Thursday, January 11, 2007

Contrarian Commodity Note

A recent post by BCA Research mentions the structural demand support for oil: "Crude oil prices have fallen roughly 10% in the past month, reflecting plentiful crude inventories and warmer-than-usual weather in the northern hemisphere. We doubt there is sustainable downside from here. From a cyclical standpoint, the slowdown in the global economy should prove shallow and short-lived, so any demand softness will be limited. Longer-term, the emerging world’s thirst for oil will only increase. On the supply side, OPEC is trying to establish US$60 as a floor, and the lack of spare capacity among cartel members other than Saudi Arabia suggests it will ultimately succeed. Finally, while geopolitical strains are well known, they will keep oil price risks to the upside. Bottom line: we think the correction in oil prices is well advanced and look for prices to trend higher."

Seasonally, oil investments typically do well from February through late Spring as expectations begin to build for the summer driving and air conditioning demand. We view the current lull in pricing as a solid contrarian entry point.

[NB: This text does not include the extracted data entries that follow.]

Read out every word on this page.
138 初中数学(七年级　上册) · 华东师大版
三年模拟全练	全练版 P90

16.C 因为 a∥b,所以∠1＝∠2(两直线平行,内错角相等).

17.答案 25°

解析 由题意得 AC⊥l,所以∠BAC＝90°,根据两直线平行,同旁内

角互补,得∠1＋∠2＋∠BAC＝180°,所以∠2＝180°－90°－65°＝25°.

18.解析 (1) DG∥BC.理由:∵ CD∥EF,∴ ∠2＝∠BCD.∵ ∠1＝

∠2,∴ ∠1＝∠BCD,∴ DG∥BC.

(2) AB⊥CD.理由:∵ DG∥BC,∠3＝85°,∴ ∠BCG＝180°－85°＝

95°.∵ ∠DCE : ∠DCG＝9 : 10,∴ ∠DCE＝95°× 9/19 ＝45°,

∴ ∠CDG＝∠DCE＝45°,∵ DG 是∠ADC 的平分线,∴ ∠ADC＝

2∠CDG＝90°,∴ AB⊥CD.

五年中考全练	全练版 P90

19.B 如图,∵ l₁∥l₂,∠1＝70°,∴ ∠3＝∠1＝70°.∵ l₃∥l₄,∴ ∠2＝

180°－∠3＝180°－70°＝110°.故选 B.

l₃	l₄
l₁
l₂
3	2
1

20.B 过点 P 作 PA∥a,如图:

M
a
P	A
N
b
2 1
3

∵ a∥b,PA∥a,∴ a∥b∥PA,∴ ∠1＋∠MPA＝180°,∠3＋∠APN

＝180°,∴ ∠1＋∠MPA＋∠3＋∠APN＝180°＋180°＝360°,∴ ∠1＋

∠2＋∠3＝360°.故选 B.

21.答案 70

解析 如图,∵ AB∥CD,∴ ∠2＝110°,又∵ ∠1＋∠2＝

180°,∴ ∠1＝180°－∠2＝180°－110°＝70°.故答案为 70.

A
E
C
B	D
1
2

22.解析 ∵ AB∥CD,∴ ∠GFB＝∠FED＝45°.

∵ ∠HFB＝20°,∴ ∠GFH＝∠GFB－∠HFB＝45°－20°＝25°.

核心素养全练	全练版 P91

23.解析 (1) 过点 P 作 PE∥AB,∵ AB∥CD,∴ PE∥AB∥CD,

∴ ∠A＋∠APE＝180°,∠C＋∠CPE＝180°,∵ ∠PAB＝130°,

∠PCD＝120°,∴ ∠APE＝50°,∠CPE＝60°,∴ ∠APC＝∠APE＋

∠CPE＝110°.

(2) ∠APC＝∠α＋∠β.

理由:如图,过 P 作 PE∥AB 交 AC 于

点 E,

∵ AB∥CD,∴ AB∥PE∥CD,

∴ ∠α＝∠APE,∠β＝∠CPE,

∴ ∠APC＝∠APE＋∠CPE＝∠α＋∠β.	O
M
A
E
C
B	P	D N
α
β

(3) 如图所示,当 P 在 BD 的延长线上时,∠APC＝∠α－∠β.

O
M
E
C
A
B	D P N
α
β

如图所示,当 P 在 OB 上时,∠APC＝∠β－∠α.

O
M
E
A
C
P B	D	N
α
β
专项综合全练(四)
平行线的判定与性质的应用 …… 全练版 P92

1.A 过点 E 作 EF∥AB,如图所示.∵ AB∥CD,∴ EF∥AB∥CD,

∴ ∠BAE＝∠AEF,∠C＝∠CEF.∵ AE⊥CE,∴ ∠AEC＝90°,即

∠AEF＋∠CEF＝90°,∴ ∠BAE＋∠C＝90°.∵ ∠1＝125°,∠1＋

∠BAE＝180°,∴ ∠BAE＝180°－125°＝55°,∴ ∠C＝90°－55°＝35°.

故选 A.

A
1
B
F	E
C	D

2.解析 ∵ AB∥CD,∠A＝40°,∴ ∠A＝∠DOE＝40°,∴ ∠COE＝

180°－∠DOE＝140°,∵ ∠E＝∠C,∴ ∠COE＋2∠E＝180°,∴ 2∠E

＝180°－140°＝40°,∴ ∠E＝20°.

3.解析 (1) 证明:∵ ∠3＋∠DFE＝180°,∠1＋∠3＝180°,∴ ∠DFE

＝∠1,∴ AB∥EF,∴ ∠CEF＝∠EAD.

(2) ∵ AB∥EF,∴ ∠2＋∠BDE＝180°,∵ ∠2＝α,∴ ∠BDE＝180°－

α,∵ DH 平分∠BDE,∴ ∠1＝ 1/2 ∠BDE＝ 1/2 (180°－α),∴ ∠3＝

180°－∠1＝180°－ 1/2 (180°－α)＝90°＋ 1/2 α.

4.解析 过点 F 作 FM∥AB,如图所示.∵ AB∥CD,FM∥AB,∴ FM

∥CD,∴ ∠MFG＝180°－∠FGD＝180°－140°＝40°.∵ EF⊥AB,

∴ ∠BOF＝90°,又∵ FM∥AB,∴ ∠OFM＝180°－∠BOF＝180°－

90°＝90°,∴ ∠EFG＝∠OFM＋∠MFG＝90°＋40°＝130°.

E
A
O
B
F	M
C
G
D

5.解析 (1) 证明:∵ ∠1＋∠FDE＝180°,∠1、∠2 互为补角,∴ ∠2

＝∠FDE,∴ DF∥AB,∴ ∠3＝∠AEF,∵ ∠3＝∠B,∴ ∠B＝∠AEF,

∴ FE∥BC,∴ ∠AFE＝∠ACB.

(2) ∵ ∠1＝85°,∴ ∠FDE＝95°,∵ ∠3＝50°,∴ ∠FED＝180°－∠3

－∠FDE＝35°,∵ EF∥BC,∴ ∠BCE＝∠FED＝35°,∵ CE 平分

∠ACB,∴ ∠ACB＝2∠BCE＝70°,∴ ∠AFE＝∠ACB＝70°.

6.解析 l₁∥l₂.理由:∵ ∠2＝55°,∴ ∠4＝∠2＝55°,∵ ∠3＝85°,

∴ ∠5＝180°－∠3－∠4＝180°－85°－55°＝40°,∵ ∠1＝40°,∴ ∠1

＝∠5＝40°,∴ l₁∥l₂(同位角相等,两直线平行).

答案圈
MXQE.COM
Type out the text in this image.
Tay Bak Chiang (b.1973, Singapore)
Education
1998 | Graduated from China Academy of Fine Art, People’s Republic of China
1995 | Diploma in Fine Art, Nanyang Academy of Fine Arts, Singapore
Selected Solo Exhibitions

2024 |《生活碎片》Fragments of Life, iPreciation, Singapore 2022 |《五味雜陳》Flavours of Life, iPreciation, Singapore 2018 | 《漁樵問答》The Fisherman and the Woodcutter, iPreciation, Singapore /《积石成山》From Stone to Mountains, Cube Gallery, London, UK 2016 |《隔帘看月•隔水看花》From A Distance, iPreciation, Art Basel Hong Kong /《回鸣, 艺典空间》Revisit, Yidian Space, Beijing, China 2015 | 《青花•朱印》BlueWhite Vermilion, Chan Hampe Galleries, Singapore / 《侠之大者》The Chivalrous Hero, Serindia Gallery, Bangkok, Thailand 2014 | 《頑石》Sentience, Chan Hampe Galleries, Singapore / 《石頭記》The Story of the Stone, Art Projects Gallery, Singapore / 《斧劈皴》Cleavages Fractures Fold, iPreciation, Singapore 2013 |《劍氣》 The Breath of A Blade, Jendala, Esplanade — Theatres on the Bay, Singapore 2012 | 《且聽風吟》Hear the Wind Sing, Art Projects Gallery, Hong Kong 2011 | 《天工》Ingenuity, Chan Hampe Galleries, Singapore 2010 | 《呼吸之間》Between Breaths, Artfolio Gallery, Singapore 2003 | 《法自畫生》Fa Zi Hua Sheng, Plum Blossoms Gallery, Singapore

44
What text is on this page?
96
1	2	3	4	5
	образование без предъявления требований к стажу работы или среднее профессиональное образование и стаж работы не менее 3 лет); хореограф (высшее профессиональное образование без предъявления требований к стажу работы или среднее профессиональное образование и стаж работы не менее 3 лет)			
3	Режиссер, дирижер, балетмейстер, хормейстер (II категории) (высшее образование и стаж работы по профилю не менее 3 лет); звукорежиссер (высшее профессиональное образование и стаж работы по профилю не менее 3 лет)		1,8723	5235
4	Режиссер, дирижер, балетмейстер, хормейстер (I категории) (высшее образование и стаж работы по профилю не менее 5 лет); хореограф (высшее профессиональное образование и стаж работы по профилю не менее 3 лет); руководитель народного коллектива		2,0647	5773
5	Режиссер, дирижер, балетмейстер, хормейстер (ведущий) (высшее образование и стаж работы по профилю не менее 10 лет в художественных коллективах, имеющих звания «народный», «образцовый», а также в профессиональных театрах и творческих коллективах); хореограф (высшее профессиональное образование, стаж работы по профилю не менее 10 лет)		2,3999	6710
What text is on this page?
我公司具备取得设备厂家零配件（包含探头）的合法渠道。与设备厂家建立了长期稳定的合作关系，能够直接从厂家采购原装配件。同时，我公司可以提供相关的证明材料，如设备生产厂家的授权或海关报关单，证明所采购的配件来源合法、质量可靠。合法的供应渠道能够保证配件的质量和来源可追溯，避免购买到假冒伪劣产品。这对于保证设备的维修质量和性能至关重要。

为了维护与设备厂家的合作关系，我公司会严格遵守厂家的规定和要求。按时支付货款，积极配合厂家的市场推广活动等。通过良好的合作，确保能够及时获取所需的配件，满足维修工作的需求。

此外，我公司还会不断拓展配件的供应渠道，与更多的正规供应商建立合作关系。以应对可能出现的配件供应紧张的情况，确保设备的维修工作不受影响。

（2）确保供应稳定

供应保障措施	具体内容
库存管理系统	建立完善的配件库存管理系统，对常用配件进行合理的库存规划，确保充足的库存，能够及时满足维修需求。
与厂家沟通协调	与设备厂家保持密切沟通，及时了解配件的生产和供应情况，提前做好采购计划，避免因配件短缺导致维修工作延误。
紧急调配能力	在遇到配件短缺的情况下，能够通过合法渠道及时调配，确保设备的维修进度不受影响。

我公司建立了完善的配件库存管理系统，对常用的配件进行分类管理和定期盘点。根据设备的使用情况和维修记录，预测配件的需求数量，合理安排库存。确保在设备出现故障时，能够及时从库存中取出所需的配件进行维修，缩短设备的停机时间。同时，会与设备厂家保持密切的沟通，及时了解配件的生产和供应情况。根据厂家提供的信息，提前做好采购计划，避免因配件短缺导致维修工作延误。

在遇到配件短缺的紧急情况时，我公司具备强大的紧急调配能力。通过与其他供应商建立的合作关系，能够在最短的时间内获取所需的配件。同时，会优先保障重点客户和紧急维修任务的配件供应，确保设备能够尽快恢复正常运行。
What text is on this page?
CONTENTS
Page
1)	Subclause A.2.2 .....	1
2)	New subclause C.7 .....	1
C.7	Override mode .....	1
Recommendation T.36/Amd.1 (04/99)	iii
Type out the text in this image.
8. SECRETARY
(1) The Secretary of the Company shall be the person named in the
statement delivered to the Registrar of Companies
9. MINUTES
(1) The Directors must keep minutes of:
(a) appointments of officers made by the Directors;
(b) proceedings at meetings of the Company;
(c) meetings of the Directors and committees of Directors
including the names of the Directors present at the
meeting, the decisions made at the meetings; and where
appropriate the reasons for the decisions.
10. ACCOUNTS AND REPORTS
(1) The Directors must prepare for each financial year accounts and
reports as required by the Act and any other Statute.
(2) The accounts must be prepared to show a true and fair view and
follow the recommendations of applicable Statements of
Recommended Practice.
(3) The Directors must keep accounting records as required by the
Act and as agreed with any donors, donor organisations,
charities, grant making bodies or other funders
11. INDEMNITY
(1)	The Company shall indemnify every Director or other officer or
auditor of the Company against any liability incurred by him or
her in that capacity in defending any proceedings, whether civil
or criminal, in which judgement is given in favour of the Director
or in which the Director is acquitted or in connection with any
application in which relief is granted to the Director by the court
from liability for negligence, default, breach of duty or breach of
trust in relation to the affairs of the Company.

Strategy Update: our Dynamic Commodity Strategy has dramatically outperformed the Rydex Commodity Fund over the past year at much lower volatility (see chart). Part of the reason for this is our flexibility to adjust absolute commodity exposure. We are now fully invested in commodity ETFs in this strategy. With equity markets at highs, interest rates range bound and specialty areas such as REITs overbought, we view commodities as an emerging attractive investment for the next several quarters.